Algérie - 07- Occupation Française

Entre la Corse et l’Algérie : l’incroyable destin des Montera




Entre la Corse et l’Algérie : l’incroyable destin des Montera
Le passé n’est jamais mort, il n’est même jamais passé. » Cette phrase de l’écrivain William Faulkner, l’historien Didier Rey va la citer dans son ouvrage Jalons pour une histoire de la Corse, à paraître à la fin de l’année aux Éditions Alain Piazzola. Le chercheur de l’Université de Corse considère qu’elle épouse à merveille l’un des chapitres de son livre. Celui qu’il consacre à la famille Montera. Une histoire dans l’Histoire. Celle qu’il dévoile sans avoir cherché à l’explorer.

Tout commence dans le cadre de ses recherches sur le football en Oranie, à l’instant où il exhume un courrier adressé en 1926 par le préfet, à l’avocat maître Mahieddine Montera qui exerçait à Oran. « Il défendait les clubs de football algériens qui avaient des soucis avec l’administration coloniale. » Peu après, Didier Rey tombe sur un autre document, encore plus intéressant. « Une note des renseignements généraux d’Oran qui décrit ses obsèques, le 7 février 1945. Elle le présente comme un homme très apprécié, mais aussi et surtout comme un descendant de l’émir Abdelkarder, héros de l’indépendance algérienne. » Intéressé par ces éléments qui font le lien entre Corse et Algérie, l’historien décide d’approfondir.

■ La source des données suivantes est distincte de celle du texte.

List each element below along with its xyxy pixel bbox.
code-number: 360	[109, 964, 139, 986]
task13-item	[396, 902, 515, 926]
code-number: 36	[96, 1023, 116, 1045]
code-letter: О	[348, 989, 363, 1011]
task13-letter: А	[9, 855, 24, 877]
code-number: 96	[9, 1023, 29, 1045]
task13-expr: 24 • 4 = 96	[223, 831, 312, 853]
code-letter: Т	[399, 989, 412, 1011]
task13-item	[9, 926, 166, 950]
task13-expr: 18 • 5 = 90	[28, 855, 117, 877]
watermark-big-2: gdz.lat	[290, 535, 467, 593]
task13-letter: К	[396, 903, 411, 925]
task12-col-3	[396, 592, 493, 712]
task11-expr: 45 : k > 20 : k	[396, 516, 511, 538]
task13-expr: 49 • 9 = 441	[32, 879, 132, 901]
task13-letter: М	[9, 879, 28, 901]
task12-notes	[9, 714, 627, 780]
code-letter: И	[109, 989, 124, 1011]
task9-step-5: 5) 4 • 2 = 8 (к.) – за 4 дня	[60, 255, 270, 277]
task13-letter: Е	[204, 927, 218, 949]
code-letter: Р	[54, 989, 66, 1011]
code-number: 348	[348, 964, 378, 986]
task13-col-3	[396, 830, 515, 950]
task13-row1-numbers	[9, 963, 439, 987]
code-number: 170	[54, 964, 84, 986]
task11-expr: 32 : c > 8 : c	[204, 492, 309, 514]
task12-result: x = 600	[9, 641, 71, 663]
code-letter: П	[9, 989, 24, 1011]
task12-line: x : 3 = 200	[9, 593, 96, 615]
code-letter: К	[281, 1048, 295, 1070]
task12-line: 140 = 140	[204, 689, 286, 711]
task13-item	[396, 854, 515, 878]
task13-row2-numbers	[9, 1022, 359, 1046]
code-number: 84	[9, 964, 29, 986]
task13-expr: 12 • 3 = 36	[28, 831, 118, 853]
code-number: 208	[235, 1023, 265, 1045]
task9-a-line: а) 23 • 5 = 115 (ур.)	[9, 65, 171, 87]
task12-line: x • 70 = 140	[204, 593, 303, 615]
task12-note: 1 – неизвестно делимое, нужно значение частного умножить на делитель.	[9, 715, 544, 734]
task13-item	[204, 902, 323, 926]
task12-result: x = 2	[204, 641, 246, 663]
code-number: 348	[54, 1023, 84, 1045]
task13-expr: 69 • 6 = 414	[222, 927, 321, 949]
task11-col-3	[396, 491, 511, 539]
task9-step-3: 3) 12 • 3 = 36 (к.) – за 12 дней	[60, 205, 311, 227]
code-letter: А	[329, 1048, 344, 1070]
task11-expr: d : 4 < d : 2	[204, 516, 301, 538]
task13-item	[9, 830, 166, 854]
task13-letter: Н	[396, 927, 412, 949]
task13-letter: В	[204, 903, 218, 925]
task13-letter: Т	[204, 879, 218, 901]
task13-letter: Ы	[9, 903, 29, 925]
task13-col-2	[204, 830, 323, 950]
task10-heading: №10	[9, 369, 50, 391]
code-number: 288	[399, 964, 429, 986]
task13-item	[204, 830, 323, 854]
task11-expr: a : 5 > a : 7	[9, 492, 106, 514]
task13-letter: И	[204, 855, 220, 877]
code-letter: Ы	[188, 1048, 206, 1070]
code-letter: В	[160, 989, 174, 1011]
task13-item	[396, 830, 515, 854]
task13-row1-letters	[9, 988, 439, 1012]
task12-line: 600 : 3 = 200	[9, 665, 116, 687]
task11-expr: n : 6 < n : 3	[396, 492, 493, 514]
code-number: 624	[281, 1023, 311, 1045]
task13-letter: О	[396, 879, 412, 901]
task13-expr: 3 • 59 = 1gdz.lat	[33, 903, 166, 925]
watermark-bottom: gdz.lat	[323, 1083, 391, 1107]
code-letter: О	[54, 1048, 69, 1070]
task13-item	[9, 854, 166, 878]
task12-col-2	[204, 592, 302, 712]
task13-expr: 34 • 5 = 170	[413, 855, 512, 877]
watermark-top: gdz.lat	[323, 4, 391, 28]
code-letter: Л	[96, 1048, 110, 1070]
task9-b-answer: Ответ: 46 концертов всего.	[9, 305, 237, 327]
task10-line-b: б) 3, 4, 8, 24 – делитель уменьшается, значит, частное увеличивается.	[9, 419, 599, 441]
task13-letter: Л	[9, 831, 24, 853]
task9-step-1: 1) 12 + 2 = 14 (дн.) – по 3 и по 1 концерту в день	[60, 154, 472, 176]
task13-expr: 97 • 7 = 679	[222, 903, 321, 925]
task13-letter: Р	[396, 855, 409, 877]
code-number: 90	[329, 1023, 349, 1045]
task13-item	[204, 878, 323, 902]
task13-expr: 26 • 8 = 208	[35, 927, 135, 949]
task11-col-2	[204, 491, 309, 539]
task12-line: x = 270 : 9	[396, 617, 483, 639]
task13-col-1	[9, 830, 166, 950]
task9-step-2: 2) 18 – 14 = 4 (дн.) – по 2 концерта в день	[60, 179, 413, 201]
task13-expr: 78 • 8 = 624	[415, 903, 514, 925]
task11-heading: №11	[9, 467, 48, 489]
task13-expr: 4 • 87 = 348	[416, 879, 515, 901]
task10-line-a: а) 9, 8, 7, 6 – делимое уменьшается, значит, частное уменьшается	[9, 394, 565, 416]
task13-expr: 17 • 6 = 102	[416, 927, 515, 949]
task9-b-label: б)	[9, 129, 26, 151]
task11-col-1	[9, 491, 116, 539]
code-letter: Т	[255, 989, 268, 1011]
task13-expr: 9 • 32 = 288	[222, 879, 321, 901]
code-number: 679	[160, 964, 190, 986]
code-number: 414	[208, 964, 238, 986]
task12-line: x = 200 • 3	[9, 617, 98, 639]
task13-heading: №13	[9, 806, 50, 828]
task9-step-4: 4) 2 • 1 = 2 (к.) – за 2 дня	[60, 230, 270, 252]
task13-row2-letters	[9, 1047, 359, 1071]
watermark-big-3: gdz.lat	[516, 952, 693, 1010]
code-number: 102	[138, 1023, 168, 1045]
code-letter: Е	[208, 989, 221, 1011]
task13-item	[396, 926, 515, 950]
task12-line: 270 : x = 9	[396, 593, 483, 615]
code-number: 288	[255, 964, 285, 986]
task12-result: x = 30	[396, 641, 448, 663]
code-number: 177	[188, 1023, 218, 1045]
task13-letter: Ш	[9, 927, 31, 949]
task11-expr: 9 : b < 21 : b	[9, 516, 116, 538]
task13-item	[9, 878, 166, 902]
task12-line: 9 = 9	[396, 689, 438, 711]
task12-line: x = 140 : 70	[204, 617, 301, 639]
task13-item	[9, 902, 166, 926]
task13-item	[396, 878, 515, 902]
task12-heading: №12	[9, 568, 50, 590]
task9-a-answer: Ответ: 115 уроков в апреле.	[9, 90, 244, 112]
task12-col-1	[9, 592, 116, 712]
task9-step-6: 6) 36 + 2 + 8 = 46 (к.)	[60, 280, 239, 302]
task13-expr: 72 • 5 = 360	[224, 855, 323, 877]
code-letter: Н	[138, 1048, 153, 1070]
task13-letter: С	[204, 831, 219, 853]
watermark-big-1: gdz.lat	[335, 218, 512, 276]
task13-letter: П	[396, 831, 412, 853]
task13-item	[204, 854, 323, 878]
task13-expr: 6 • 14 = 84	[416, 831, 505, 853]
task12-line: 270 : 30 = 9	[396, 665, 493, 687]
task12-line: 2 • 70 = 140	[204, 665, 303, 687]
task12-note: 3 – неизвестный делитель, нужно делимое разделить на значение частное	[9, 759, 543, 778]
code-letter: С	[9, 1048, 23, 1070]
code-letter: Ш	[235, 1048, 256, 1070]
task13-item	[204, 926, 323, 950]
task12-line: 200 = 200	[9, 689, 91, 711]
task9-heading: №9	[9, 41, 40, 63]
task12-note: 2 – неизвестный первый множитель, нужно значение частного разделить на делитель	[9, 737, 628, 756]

Le personnage Mahieddine Montera va lui ouvrir les portes d’une incroyable histoire. Celle de sa famille.


Un patronyme perdu à la 4e génération

Le livre d’or de l’Algérie française de 1937 en dit davantage sur le natif de Mascara. Il publia lui-même un livre, en 1931, dans lequel un passage situe le tournant d’une dynastie : « Mon grand-père, Abdallah Montera, a été enlevé à l’âge de 6 ans, près d’Ajaccio, par les pirates algérois. » L’enfant en question s’appelait alors Antoine. Remis aux bons soins du Dey, le souverain d’Alger le confia à une partie de sa famille installée à Mascara. Antoine se convertit à l’Islam et devient Abdallah. Début des années 30, il est placé sous la protection des parents de l’émir Abdelkader dans l’entourage duquel il va vivre pendant 10 ans. L’émir finit par le laisser partir au temps où la guerre contre la France bat son plein. Les origines corses, donc françaises d’Abdallah, ne plaisent pas à tout le monde. Certains en veulent à sa vie. En 1841, il rejoint les troupes françaises et va faire la guerre en Syrie. Il finit par revenir en Algérie où il possède des terres, s’y marie, il a un fils qu’il appelle Abdelkader, en hommage à celui qui fut son protecteur. Abdelkader Montera aura à son tour un fils… Mahieddine.

Pour faire son droit et devenir avocat, ce dernier doit demander la nationalité française. À cette époque, il est président des Amis de la Corse d’Oran. Le lien n’a jamais été totalement rompu. Mahieddine Montera aura six enfants… Six filles, d’où la perte du patronyme corse. Mais la mémoire demeure.

Didier Rey en a eu la preuve dans sa quête d’un descendant. « J’ai cherché sur tous les sites, et un jour, en tapant le nom au hasard sur le moteur de recherche, je suis tombé sur un site pied-noir où quelqu’un avait écrit : « Mahieddine Montera est mon grand-père. » Je venais de retrouver le fils de l’une de ses 6 filles (lire par ailleurs). »

Contacté par l’historien corse, ce descendant fera une autre révélation étonnante : il est le neveu de Boumedienne Abderrhamane… ancien entraîneur du Sporting peu avant l’accession du club au professionnalisme. « C’est ma recherche sur le football qui m’a conduit à cette histoire, et elle m’y a ramené », confie Didier Rey, persuadé qu’entre Corse et Algérie, d’autres destins se sont dessinés. « Fernand Braudel a évoqué la présence de 10 000 Corses à Alger au XVIe siècle. Des chrétiens enlevés qui se sont convertis à l’Islam pour reprendre leur liberté. C’est pour ça qu’on les a appelés « les renégats ». Certains sont devenus célèbres, comme Hassan Corso qui fut le patron d’Alger. D’autres familles ont sûrement elles aussi leurs descendants en Algérie ».